Also, we should strip citizenship from anyone who is not a Christian, and punish participation in pagan rituals as severely as murder. This is an ancient idea - Institutes of (Emperor) Justinian in the 6th century are often cited.
What is Justinian's argument? He doesn't actually mention the "commonwealth" at all. He merely appeals to the "law of nature".
In any case, if there is some principle underlying Justinian's edict, what is it? How did he determine that the sea is part of the "commonwealth", but that a mountain or someone's house is not? This is hardly explained in the given quote.

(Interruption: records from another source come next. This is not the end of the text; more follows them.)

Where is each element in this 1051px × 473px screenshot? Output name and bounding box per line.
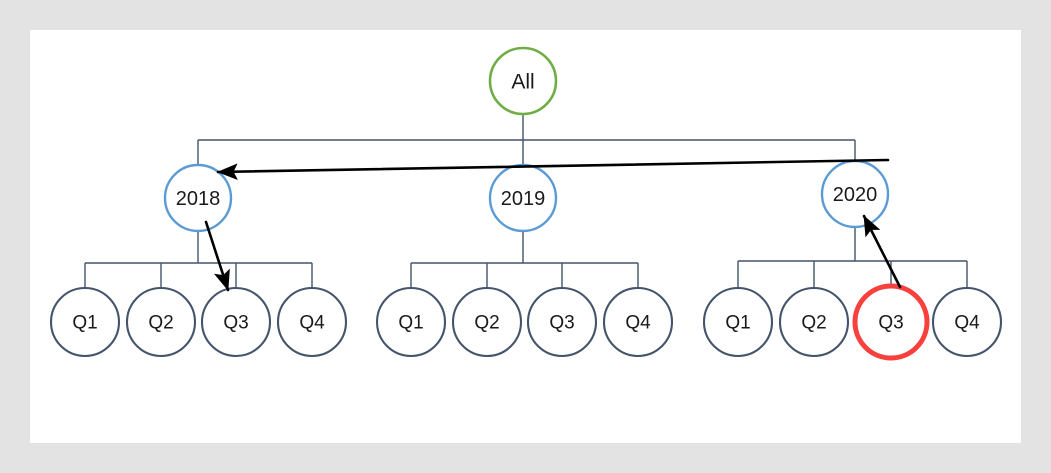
node-q-2019-q3-label: Q3: [549, 313, 574, 334]
node-year-2018-circle[interactable]: [163, 163, 233, 233]
node-q-2019-q4-label: Q4: [625, 313, 651, 334]
node-q-2018-q2-label: Q2: [148, 313, 173, 334]
node-year-2020[interactable]: 2020: [820, 159, 890, 229]
node-q-2018-q4-circle[interactable]: [276, 286, 348, 358]
node-q-2020-q3-label: Q3: [878, 313, 903, 334]
node-q-2019-q2-circle[interactable]: [451, 286, 523, 358]
node-q-2020-q4[interactable]: Q4: [931, 286, 1003, 358]
node-year-2018[interactable]: 2018: [163, 163, 233, 233]
node-q-2020-q4-circle[interactable]: [931, 286, 1003, 358]
arrow-2020-to-2018: [216, 158, 890, 180]
node-all[interactable]: All: [488, 46, 558, 116]
node-all-label: All: [511, 71, 534, 94]
node-q-2018-q1-label: Q1: [72, 313, 97, 334]
node-q-2018-q3[interactable]: Q3: [200, 286, 272, 358]
node-q-2020-q3-highlighted[interactable]: Q3: [852, 283, 930, 361]
node-q-2019-q1-circle[interactable]: [375, 286, 447, 358]
node-q-2020-q1[interactable]: Q1: [702, 286, 774, 358]
node-q-2019-q1[interactable]: Q1: [375, 286, 447, 358]
node-q-2019-q3[interactable]: Q3: [526, 286, 598, 358]
node-q-2018-q3-label: Q3: [223, 313, 248, 334]
node-q-2019-q2-label: Q2: [474, 313, 499, 334]
node-q-2019-q1-label: Q1: [398, 313, 423, 334]
node-q-2019-q4-circle[interactable]: [602, 286, 674, 358]
node-q-2020-q3-circle[interactable]: [852, 283, 930, 361]
node-q-2018-q1-circle[interactable]: [49, 286, 121, 358]
node-year-2019[interactable]: 2019: [488, 163, 558, 233]
connector-layer: [84, 114, 968, 288]
node-year-2019-circle[interactable]: [488, 163, 558, 233]
node-year-2018-label: 2018: [176, 188, 221, 210]
arrow-layer: [204, 158, 902, 292]
node-q-2020-q2-circle[interactable]: [778, 286, 850, 358]
node-year-2019-label: 2019: [501, 188, 546, 210]
node-q-2019-q2[interactable]: Q2: [451, 286, 523, 358]
node-q-2020-q1-label: Q1: [725, 313, 750, 334]
node-year-2020-label: 2020: [833, 184, 878, 206]
node-q-2018-q3-circle[interactable]: [200, 286, 272, 358]
node-q-2019-q4[interactable]: Q4: [602, 286, 674, 358]
node-q-2018-q2[interactable]: Q2: [125, 286, 197, 358]
node-q-2020-q4-label: Q4: [954, 313, 980, 334]
node-q-2020-q1-circle[interactable]: [702, 286, 774, 358]
node-q-2018-q1[interactable]: Q1: [49, 286, 121, 358]
node-q-2019-q3-circle[interactable]: [526, 286, 598, 358]
node-q-2020-q2-label: Q2: [801, 313, 826, 334]
node-q-2020-q2[interactable]: Q2: [778, 286, 850, 358]
node-q-2018-q4-label: Q4: [299, 313, 325, 334]
node-all-circle[interactable]: [488, 46, 558, 116]
arrow-q3-2020-to-2020: [862, 214, 902, 289]
node-q-2018-q2-circle[interactable]: [125, 286, 197, 358]
node-q-2018-q4[interactable]: Q4: [276, 286, 348, 358]
arrow-2018-to-q3-2018: [204, 220, 230, 292]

This doesn't really answer your question, but I think it's interesting to note that Institutes of Justinian are doing two things here. First, they are announcing to the Romans that the seas and running waters are part of the commonwealth. Second they are making the seas and running waters part of the commonwealth. They are simultaneously making a declaration and changing the world to fit that declaration.
In short, seas were part of the commonwealth because Justinian said so. An <ahem> appeal to authority. But an appeal that Justinian made, not benjohnson.
He did answer the question: This has a very long historical precedent.
That we continue to accept some historical precedents as good, but have discarded others is not at all odd, and does not invalidate the historical importance placed on access to waterways just because the same people also had lots of ideas we consider idiotic today.
http://en.wikipedia.org/wiki/Corpus_Juris_Civilis
If you want to appeal to authority rather than answer the question, pretty much any Roman emperor makes an odd choice.